Nunca pense que maltratar animais seja coisa sem importância...

O PERIGO DE SER MAU

 

Miguel Carqueija

 

 

No fresco das seis da manhã a viatura da carrocinha de cães seguia célere pelas ruas do Rio de Janeiro. Já na Aldeia Campista apanhara vários cachorros e agora, em Vila Isabel, prosseguia o seu trabalho.

— Olha aquele ali! — gritou o Russo. Quando ele falava até os seus colegas saíam de perto. Os narizes se ressentiam muito.

O vira-lata amarelo, velho, faminto e abandonado, fuçando o lixo, estava muito enferrujado e foi laçado facilmente, sendo brutalmente jogado dentro do camburão. Os homens riram e olharam em volta; como não houvesse outro cão por perto, puseram-se em movimento. Um deles avistara um gato sobre um muro, mas como seria muito difícil pegá-lo, não se interessaram.

Nas proximidades da Avenida 28 de Setembro avistaram um grupo de crianças brincando alegremente com uma lulu negra. Diante do espanto das crianças o Zelão irrompeu no meio do grupo, tentando laçar a cadela. As crianças gritaram e tentaram impedi-lo, a lulu correu e foi laçada pelo Toni Bode, e ouviram-se pela rua ganidos lancinantes. Em seguida os sujeitos bateram nas crianças e na moça que tentou intervir, e ainda ameaçaram:

— Olhem que os nossos guardas dão tiro em vocês!

— Trata ela bem, Toni! — gritou o Zelão, com um olhar tremendamente maldoso. — Essa é novinha e cheira bem!

Eles arrancaram antes que se juntasse mais gente, e pouco depois estavam na Rua Barão do Bom Retiro. No caminho pegaram mais três e esperavam completar o lote até o Engenho Novo. Os donos teriam apenas três dias para pagar a taxa de mais de duzentos cruzeiros, ou.... bem, uma versão diz que eles são eletrocutados lentamente, outra que são entregues aos laboratórios para pesquisas...

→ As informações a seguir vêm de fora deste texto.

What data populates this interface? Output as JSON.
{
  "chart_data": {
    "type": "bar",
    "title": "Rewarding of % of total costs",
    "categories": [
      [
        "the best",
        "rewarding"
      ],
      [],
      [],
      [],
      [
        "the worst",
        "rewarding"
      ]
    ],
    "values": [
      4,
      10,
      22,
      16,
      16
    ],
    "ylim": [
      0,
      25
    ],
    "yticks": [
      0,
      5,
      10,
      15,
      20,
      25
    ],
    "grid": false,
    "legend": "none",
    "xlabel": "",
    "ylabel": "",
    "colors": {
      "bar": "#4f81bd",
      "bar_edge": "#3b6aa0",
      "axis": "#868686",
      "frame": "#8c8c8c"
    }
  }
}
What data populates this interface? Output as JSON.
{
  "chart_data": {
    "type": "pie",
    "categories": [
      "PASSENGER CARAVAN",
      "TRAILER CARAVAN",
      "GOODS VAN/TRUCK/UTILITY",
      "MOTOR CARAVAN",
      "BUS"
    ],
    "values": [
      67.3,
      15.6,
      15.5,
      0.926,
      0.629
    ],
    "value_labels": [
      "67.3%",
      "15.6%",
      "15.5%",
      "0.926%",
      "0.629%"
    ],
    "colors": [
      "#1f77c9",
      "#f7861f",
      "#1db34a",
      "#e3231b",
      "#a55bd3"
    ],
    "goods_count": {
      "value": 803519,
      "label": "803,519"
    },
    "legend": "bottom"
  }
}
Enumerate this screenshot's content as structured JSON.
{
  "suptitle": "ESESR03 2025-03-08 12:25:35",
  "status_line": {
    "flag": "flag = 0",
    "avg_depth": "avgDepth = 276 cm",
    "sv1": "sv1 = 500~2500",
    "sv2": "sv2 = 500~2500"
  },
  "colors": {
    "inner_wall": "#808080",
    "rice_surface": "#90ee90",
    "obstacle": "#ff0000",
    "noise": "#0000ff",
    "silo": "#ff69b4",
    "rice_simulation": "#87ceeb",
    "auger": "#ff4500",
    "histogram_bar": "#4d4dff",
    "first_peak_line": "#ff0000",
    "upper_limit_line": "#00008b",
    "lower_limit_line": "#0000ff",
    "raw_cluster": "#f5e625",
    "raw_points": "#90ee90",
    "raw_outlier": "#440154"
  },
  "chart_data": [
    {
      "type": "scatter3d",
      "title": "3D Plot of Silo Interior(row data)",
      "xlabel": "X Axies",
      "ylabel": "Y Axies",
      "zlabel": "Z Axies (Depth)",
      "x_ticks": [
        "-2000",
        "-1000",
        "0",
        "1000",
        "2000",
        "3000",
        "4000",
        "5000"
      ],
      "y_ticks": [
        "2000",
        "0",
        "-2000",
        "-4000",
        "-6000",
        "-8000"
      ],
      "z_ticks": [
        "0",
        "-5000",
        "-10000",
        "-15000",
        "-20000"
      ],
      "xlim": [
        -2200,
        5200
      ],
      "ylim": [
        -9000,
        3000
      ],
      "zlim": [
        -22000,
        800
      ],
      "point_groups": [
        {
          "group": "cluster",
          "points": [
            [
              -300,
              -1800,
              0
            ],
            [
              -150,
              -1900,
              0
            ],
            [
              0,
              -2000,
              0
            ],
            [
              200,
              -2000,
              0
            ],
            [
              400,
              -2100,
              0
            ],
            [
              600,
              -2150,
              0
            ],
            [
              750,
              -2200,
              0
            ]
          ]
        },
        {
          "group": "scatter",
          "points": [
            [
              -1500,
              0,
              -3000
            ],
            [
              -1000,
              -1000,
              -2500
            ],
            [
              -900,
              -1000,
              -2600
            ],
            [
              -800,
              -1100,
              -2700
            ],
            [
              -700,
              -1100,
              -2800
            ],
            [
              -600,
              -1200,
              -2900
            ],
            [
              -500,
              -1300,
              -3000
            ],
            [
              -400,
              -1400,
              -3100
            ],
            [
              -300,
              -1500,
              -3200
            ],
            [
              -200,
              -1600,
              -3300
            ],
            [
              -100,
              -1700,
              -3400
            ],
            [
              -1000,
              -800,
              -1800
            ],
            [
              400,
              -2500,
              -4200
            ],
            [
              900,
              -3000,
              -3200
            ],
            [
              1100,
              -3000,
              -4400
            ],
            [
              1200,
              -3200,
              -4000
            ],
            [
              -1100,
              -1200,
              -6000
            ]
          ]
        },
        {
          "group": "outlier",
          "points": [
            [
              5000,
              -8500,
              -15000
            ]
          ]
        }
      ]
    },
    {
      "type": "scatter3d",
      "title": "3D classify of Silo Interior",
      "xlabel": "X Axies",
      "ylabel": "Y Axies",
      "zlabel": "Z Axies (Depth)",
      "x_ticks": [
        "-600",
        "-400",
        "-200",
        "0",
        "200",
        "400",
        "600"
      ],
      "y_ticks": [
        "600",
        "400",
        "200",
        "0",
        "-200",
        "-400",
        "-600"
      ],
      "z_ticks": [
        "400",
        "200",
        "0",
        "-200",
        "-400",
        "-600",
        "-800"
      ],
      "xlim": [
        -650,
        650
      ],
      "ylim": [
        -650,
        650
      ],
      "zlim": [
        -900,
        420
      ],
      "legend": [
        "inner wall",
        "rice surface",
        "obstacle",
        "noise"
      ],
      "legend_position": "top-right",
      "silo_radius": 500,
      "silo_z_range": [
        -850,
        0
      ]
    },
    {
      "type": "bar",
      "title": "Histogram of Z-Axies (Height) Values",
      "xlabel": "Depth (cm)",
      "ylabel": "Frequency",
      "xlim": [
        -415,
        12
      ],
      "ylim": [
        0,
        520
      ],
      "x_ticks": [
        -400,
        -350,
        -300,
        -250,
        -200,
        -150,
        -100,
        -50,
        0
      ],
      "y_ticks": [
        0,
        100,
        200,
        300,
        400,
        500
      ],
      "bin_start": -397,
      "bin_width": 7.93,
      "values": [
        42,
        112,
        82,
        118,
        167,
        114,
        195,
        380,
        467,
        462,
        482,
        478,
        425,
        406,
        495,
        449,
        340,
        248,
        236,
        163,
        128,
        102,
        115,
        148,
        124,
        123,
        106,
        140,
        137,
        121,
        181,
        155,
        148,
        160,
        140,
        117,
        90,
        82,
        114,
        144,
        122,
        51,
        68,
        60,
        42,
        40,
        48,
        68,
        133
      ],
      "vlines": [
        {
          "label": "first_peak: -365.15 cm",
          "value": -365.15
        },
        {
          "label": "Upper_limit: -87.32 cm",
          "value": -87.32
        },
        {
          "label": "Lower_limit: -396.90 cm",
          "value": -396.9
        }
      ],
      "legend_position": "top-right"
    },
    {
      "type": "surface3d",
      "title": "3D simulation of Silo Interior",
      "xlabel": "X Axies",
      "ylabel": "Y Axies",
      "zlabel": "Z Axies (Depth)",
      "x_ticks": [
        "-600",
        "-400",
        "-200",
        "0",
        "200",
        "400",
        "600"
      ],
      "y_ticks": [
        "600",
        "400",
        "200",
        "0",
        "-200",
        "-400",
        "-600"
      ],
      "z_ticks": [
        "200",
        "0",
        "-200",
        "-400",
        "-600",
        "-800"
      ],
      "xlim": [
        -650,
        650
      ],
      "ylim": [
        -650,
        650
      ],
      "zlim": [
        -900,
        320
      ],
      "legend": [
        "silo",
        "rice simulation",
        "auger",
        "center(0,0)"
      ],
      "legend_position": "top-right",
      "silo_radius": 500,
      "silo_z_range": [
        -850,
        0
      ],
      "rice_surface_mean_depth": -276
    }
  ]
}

No Largo de Araújo Leitão as pessoas na rua começaram a olhar para cima, porém os apanhadores não prestaram muita atenção. Entretanto, ao passarem da igreja, começaram a notar verdadeiro pânico. É que o pequeno objeto prateado, que surgira no céu, crescera rapidamente e agora sobrevoava a carrocinha a pouca distância. Quando ficou bem por cima dela, o disco voador lançou pela sua parte inferior um cone de luz alaranjada que fez o veículo parar imediatamente. Os homens saíram em pânico do carro e olharam para cima: o disco, parado em pleno ar, parecia representar um imenso e tranquilo poder. Os dois guardas sacaram suas armas e dispararam, ou melhor, bem que tentaram: não saiu bala nenhuma. Então um raio mais fino, dentro do outro, atingiu a fechadura do camburão e abriu-a; os cachorros saíram num tropel, latindo agradecidamente, e, passando pelo cone alaranjado, correram de volta para suas casas ou ruas; e a parte mais espantosa da operação começou. Surgiu um facho de luz verde. Um a um, os homens da carrocinha foram sugados pelo facho e penetraram, apavorados, por um alçapão da espaçonave; abriu-se então um alçapão muito maior e o próprio carro foi puxado e engolido.

E sob o aplauso geral o disco voador pôs-se a girar sobre si mesmo, ganhando altura aos poucos, endireitou-se depois em direção a noroeste, e logo sumiu-se velozmente nas alturas.

 

NOTA: este conto foi escrito entre 16 e 20 de abril de 1978, fazendo referência à moeda da época.